Purpose: To characterize the transport mechanism of monocarboxylic acids across intestinal epithelial cells by examining the stereoselectivity of the transcellular transport of several chiral monocarboxylic acids.
Methods: The transport of monocarboxylic acids was examined using monolayers of human adenocarcinoma cell line, Caco-2 cells.

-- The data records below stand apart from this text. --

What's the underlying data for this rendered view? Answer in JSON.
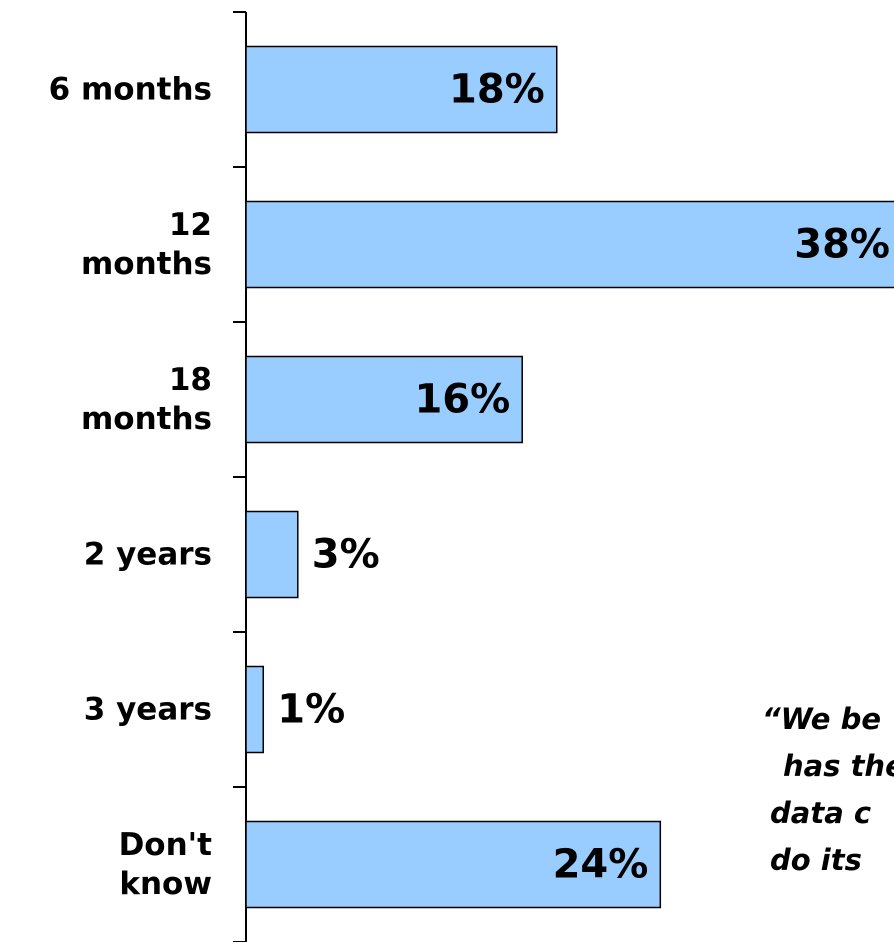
{
  "chart_data": {
    "type": "barh",
    "categories": [
      "6 months",
      "12\nmonths",
      "18\nmonths",
      "2 years",
      "3 years",
      "Don't\nknow"
    ],
    "values": [
      18,
      38,
      16,
      3,
      1,
      24
    ],
    "value_labels": [
      "18%",
      "38%",
      "16%",
      "3%",
      "1%",
      "24%"
    ],
    "color": "#99ccff",
    "xlim": [
      0,
      38
    ],
    "annotation": [
      "“We be",
      "has the",
      "data c",
      "do its"
    ]
  }
}
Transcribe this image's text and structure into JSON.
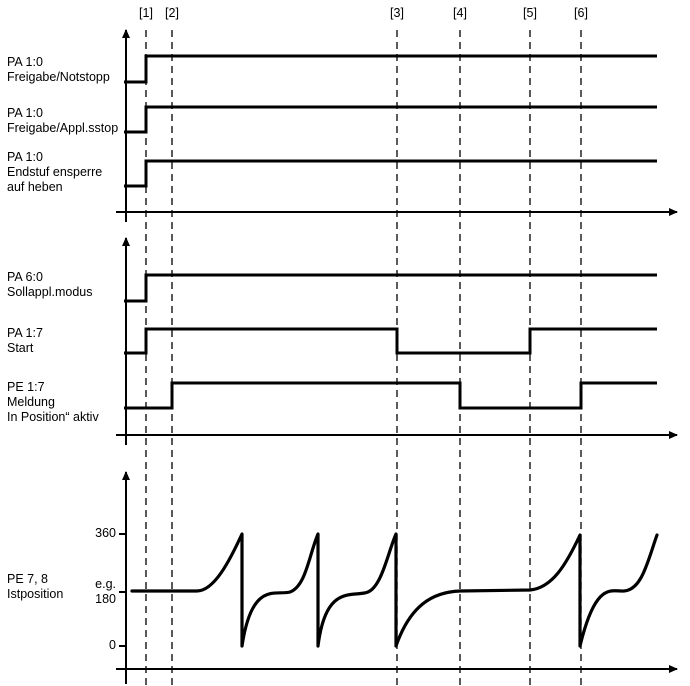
{
  "markers": [
    "[1]",
    "[2]",
    "[3]",
    "[4]",
    "[5]",
    "[6]"
  ],
  "panel1": {
    "signals": [
      {
        "id": "PA 1:0",
        "desc": "Freigabe/Notstopp"
      },
      {
        "id": "PA 1:0",
        "desc": "Freigabe/Appl.sstop"
      },
      {
        "id": "PA 1:0",
        "desc": "Endstuf ensperre",
        "desc2": "auf heben"
      }
    ]
  },
  "panel2": {
    "signals": [
      {
        "id": "PA 6:0",
        "desc": "Sollappl.modus"
      },
      {
        "id": "PA 1:7",
        "desc": "Start"
      },
      {
        "id": "PE 1:7",
        "desc": "Meldung",
        "desc2": "In Position“ aktiv"
      }
    ]
  },
  "panel3": {
    "id": "PE 7, 8",
    "desc": "Istposition",
    "ticks": {
      "top": "360",
      "mid_prefix": "e.g.",
      "mid": "180",
      "bottom": "0"
    }
  },
  "colors": {
    "line": "#000000",
    "background": "#ffffff"
  }
}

Results: The permeability of L-[14C]lactic acid at a tracer concentration (1 microM) exhibited pH- and concentration-dependencies and was significantly greater than that of the D-isomer. The permeabilities of both L-/D-[14C]lactic acids involve saturable and nonsaturable processes; the saturable process showed a higher affinity and a lower capacity for L-lactic acid compared with the D-isomer, while no difference between the isomers was seen for the nonsaturable process. The transport of L-lactic acid was inhibited by chiral monocarboxylic acids such as (R)/ (S)-mandelic acids and (R)/(S)-ibuprofen in a stereoselective manner. Mutually competitive inhibition was observed between L-lactic acid and (S)-mandelic acid.
Conclusions: Some chiral monocarboxylic acids are transported across the intestinal epithelial cells in a stereoselective manner by the specific carrier-mediated transport mechanism.